Assume the following. You have a independent and identically distributed random variables, say $X_1, \ldots, X_n.$ Suppose that these random variables follow some distribution $F$ on $\mathbf{R},$ so that $\mathbf{P}(X_1 \in \mathrm{A}) = \int\limits_\mathrm{A} F(dx).$ Suppose $F$ has a finite first moment, that is $\int\limits_{\mathbf{R}} |x| F(dx) < \infty$ and call $\mu = \int\limits_\mathbf{R} x F(dx)$ the first moment of $F.$ The "method of moments" estimator of $\mu$ is, by definition, $\bar X = \bar X(n):= \frac{1}{n} \sum\limits_{i = 1}^n X_i.$ Simple linearity of the expectation shows at once that $\mathbf{E}(\bar X) = \mu$ and the law of large numbers show that $\lim\limits_{n \to\infty} \bar X = \mu.$ These two properties are deisrable, the first one is called "unbiasdness" and the second one is called "consistency." Therefore, for any distribution whatsoever, the sample mean define a sequence of estimators that are unbiased and the sequence is consistent.

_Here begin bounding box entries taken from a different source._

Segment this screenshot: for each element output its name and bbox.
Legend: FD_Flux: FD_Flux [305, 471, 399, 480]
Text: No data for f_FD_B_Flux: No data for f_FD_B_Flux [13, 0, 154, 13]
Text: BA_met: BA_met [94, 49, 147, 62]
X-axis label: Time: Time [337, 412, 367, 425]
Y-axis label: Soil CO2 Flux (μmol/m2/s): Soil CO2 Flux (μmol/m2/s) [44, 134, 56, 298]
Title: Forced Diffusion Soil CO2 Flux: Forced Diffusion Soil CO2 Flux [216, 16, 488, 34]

Now, if is often the case that statisticians assume much more than the previous paragraph, explicitly, they assume that $F(dx) = f_\theta(x) dx,$ where $\theta \in \Theta \subset \mathbf{R}^q,$ and $(x, \theta) \to f_\theta(x)$ is smooth in some sense. Under these circumstances, they construct the "likelihood function" which is $L(X_1, \ldots, X_n; \theta) = \prod\limits_{i = 1}^n f_\theta(X_i)$ and maximise this function in $\theta$ for observed $X_1, \ldots, X_n.$ This procedure constructs $\hat \theta = \hat \theta(X_1, \ldots, X_n) \in \Theta$ which is known as the "maximum likelihood estimate" of the parameter $\theta.$ Under general conditions on $(x, \theta) \mapsto f_\theta(x),$ the maximum likelihood estimate is the best estimator, and it is often the case (but not always!) that when $\theta = \int\limits_\mathbf{R} x f_\theta(x) dx$ ($\theta$ is the population mean when the "true model" is $f_\theta$) then $\hat \theta = \bar X.$ An important result regarding estimators of a "parameter" is that estimators should not depend on the parameter, but solely on the sample (they are functions of $(X_1,\ldots, X_n)$ but not of $(X_1, \ldots, X_n, \theta)$).